Seit ein paar Stunden erst ist der neue Twitter-Client Tweetie erhältlich (kostenlos mit Werbung, ~10 EUR ohne). Nachdem ich am Donnerstag die Demo gesehen hatte, wollte ich den kleinen, intuitiven Zwitscherer doch mal ausprobieren. Wie in der Demo funktioniert die Applikation tatsächlich nur in einer Spalte. Bei Zugriffen auf Reply-Ansichten oder einzelne Konversationen scrollt der Bildschirm nach rechts oder unten. Da ich kein Twitter-Poweruser bin (zu viel Ablenkung), ist das genau das richtige für mich.

Screenshot: Tweetie für Mac

Integriert ist auch eine Twitter-Suche (die zur Laufzeit auch mal schnell in ein neues Fenster ausgelagert werden kann).Kurz nach Release gab es auch schon das erste Lob und die ersten Kritiken. Grundsätzlich bin ich aber persönlich schon sehr zufrieden mit dieser intuitiven Variante.

Shortcuts

Das Ding läuft zwar nur auf dem Mac, aber ein grosser Bonus ist sicherlich die Steuerung über Tastaturkürzel, die das Arbeiten mit dem Client schnell und locker macht.

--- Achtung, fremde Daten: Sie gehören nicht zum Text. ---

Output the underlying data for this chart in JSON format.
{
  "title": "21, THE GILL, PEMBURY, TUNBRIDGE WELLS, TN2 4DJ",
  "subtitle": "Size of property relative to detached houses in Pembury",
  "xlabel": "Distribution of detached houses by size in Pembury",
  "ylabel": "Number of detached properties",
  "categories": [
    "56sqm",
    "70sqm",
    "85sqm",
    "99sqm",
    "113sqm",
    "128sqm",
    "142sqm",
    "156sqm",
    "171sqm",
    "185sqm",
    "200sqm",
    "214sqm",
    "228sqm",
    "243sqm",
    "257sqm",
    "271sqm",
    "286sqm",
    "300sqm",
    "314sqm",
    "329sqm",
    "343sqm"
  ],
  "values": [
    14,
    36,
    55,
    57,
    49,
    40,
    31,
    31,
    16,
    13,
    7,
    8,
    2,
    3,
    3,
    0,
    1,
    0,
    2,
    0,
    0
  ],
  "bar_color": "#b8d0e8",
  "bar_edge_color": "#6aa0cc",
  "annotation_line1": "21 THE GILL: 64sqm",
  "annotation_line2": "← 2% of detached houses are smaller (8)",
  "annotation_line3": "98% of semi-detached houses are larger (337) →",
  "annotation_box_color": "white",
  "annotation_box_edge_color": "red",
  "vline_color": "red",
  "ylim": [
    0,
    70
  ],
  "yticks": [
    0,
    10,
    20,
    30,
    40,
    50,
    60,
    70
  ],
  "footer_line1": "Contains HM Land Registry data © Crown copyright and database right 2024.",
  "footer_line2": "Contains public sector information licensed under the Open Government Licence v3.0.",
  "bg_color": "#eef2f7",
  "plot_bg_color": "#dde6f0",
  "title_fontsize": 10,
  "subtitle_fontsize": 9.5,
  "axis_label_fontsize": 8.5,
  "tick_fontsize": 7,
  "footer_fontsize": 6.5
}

Hier ein paar Abkürzungen:

  • Refresh/Aktualisieren: CMD+SHIFT+R
  • Neuer Tweet: CMD+N
  • Ältere/Jüngere Tweets (durch die Nachrichten navigieren): Arrow-Down/Arrow-Up
  • Ein Fenster nach unten/oben: Space/SHIFT-Space
  • Einzelnen Tweet öffnen (zeigt Details zur Konversation): Double-click on tweet
  • Zurück zur vorher eingestellten Liste: ESC
  • Durch Listen Timeline, Mentions, Messages, Search schalten: CMD+1, CMD+2, CMD+3, CMD+4
  • Direkte Nachricht (vorher Empfänger auswählen): CMD+D
  • Direkte Nachricht (leer): CMD+SHIFT+N
  • Antworten: CMD+R
  • Retweet: ALT+CMD+R

Manuela Hoffmann verweist in einem ihrer Tweets übrigens noch schnell auf den bald erscheinenen Twitter-Client Beak. Hier gibt es einen Screenshot-Vergleich (via @jruckman). Alles in allem sind nun jede Menge Clients im Umlauf und die Liste dürfte nicht kürzer werden :) Da sollte für jeden was dabei sein.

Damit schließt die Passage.